It’s Friday night at the end of a tough week, a week where I lost myself. Learning that Charlie had close contact with Covid and the domino effect of that was difficult. One of my unhealthy anxiety coping strategies is numbing out with my phone. Facebook, Instagram, Twitter, TikTok, and around and around we go. It’s a loop. I’m ashamed of my anxiety, and then ashamed of what I do to deal with my anxiety. The truth is that living in this pandemic has been tough for this control freak. And now that we’re getting a glimpse of the light at the end of the tunnel, it seems to be getting worse.
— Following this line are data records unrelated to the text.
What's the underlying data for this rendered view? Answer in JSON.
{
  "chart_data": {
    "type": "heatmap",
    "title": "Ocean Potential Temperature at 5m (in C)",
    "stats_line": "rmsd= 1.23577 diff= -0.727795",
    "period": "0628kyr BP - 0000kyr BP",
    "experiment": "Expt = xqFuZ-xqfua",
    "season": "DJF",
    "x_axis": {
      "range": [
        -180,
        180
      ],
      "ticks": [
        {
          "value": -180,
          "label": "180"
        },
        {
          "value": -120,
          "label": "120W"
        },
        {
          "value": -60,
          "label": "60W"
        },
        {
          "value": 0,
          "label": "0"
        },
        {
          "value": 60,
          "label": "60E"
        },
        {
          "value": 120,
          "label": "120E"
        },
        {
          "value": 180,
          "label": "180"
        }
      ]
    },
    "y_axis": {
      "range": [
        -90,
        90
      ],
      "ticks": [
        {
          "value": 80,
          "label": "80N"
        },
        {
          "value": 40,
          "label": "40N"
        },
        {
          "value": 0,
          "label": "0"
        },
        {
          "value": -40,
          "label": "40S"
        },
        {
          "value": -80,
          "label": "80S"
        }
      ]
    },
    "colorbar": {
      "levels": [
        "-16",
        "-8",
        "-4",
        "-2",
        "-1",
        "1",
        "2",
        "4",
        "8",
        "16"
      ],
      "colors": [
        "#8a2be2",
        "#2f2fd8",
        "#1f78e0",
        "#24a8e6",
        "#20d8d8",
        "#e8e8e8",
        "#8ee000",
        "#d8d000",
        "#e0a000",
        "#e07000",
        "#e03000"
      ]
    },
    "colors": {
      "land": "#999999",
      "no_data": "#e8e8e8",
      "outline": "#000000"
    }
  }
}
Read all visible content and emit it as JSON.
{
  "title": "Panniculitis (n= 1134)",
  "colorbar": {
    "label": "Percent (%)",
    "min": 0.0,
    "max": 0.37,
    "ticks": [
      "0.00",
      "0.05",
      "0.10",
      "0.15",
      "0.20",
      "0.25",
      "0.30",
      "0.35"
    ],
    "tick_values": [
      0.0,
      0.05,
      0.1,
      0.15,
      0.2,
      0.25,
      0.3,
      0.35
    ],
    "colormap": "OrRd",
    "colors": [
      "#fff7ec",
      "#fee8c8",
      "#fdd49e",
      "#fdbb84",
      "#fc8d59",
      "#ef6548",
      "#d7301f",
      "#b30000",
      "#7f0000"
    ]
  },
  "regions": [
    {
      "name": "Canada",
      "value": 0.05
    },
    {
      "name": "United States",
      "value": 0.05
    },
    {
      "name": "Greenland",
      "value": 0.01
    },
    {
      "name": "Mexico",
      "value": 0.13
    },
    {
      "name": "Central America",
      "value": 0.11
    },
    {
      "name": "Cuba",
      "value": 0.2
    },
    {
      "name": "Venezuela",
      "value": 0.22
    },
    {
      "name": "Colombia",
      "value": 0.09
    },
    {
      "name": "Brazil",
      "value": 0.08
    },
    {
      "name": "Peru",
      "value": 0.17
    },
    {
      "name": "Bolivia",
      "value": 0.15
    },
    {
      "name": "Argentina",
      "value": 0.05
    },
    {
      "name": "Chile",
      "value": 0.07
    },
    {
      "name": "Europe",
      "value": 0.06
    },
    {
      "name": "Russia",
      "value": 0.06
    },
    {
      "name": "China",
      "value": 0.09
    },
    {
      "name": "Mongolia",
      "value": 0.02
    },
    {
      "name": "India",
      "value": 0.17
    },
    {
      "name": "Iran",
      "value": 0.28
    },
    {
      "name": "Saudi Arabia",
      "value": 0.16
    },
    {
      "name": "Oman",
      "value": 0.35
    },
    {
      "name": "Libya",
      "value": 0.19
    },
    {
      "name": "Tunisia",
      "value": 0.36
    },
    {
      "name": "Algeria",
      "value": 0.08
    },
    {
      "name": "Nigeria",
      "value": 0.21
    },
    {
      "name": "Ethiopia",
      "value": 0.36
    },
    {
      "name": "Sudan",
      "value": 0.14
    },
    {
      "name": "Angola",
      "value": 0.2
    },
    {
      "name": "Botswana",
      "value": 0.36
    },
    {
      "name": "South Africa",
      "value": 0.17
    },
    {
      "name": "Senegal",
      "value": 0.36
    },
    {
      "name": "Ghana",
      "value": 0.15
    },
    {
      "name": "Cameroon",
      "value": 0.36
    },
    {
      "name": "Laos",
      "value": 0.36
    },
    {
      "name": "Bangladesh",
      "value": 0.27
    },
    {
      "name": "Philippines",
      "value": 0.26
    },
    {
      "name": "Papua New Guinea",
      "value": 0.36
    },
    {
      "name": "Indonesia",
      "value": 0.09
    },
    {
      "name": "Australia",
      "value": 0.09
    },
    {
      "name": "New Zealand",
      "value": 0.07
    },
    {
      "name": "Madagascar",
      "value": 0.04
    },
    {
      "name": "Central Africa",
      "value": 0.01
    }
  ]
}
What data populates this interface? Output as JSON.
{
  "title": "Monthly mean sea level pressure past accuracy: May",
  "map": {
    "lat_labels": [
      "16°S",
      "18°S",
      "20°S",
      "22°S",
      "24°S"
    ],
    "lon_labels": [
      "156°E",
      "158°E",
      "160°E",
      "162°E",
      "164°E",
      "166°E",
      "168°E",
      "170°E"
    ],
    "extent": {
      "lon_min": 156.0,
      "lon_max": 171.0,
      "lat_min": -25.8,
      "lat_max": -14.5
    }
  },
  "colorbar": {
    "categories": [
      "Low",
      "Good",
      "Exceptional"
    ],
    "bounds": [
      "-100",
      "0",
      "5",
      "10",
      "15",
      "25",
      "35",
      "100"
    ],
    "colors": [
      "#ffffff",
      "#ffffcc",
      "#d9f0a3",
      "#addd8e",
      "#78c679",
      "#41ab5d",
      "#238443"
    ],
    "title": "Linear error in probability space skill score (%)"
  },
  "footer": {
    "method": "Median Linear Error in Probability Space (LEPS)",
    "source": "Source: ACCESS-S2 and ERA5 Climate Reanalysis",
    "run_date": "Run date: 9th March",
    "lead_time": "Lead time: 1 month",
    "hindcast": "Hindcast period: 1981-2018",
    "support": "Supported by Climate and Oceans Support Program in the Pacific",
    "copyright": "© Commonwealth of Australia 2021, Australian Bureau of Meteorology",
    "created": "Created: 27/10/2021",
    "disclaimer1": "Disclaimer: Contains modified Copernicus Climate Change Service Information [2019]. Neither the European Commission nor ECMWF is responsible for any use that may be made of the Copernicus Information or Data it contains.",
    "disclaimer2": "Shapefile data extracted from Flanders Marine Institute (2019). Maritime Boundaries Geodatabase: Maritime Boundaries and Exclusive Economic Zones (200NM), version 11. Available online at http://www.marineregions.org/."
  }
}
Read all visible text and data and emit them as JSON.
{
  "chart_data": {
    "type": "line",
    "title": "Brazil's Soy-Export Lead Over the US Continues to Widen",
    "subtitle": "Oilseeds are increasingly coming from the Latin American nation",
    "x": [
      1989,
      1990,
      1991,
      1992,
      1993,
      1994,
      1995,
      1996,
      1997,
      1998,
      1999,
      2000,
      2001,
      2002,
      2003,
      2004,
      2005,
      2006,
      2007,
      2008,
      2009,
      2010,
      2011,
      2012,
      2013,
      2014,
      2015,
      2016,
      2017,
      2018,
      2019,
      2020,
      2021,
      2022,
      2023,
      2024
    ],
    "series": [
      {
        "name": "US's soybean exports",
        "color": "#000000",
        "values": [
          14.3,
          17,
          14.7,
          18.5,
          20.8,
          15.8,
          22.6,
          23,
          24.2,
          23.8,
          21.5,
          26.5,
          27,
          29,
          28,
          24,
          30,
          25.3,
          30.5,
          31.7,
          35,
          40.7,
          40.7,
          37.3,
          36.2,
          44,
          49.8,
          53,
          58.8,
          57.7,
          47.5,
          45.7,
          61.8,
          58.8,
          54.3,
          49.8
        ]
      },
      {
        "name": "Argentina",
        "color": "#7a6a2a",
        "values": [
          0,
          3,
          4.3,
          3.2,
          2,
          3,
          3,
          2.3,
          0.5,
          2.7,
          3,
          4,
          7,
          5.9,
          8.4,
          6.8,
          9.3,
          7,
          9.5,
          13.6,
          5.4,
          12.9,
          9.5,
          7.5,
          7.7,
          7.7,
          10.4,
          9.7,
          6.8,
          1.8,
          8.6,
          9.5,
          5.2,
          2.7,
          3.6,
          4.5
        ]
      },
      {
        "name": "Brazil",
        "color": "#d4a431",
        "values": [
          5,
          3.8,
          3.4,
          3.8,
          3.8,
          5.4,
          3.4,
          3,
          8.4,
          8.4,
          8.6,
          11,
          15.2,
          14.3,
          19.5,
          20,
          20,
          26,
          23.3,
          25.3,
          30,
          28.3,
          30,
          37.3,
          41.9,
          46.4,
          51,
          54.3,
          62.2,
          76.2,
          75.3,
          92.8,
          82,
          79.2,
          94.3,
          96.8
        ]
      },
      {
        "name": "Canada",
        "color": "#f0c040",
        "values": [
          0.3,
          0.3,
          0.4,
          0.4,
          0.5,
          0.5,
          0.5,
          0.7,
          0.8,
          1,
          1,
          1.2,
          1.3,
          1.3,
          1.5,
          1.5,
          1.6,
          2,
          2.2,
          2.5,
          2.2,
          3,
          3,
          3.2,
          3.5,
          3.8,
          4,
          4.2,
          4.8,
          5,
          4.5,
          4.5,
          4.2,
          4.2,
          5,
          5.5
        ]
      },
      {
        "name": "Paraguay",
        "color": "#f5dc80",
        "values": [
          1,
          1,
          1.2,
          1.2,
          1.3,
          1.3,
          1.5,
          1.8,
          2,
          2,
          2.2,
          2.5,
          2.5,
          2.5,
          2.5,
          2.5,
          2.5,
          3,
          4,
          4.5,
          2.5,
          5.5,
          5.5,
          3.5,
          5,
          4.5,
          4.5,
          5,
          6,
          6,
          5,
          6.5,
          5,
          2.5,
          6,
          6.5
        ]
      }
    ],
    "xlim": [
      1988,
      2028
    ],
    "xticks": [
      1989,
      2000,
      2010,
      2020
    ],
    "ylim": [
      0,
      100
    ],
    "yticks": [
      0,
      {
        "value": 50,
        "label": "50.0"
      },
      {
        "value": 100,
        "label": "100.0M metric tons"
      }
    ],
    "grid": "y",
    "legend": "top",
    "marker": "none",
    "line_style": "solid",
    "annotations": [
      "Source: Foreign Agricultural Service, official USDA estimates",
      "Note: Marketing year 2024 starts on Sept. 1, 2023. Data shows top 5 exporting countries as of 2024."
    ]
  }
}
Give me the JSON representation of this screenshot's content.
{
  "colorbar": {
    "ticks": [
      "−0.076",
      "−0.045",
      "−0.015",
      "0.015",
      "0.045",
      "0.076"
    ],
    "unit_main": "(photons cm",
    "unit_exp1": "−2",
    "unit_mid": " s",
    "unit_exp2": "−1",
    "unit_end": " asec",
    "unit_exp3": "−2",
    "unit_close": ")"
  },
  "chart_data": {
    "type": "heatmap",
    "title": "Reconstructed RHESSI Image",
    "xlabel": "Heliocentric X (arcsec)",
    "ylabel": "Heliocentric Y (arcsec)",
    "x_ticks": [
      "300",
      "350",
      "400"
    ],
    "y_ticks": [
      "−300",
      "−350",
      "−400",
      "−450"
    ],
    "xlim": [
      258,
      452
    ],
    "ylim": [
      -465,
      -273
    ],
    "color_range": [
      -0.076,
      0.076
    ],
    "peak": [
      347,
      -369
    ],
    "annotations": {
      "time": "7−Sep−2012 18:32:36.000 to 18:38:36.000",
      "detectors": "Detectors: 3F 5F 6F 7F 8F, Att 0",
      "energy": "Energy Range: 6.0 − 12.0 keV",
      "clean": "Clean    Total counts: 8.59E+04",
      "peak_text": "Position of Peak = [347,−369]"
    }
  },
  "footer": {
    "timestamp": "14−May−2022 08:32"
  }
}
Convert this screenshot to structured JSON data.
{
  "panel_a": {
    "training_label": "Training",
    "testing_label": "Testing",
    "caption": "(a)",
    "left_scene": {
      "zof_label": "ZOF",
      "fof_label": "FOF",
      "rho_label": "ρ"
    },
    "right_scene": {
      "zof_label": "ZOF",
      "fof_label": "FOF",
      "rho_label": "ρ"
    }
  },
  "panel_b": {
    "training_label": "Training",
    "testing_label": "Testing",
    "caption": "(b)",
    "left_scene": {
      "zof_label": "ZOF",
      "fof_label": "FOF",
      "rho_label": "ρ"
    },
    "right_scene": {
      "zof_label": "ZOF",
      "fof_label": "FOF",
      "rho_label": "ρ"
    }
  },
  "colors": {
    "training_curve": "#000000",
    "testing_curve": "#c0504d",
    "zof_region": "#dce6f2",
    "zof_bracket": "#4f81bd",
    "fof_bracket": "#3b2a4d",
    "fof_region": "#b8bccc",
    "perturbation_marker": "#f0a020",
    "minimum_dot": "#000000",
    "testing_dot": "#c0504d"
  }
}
I’ve been happy to have this daily exercise of writing on here each night. And there’s been an idea for a creative project that’s popped up. But I haven’t been able to start. The resistance is bearing down on me. It’s worse than ever. I’ve read that it does this right before a breakthrough. Fingers crossed.
So, on Wednesday, as I sat all day waiting for Charlie’s test results, I looped on my phone and I looped in my head, going over terrible anxiety inducing scenarios. And I decided that night that I need to take a break. Christian came home from work, and (I’m ashamed to admit this) I had to have him change all the passwords on my social media. I knew I wouldn’t be able to break the habit without an intervention.
It’s been two days. What felt really good at the beginning, is not feeling as good now. It’s going to take a bit for me to change these habits. But it feels right. The thing I want most is meaningful creative work. And now I can see that this is one step closer to that.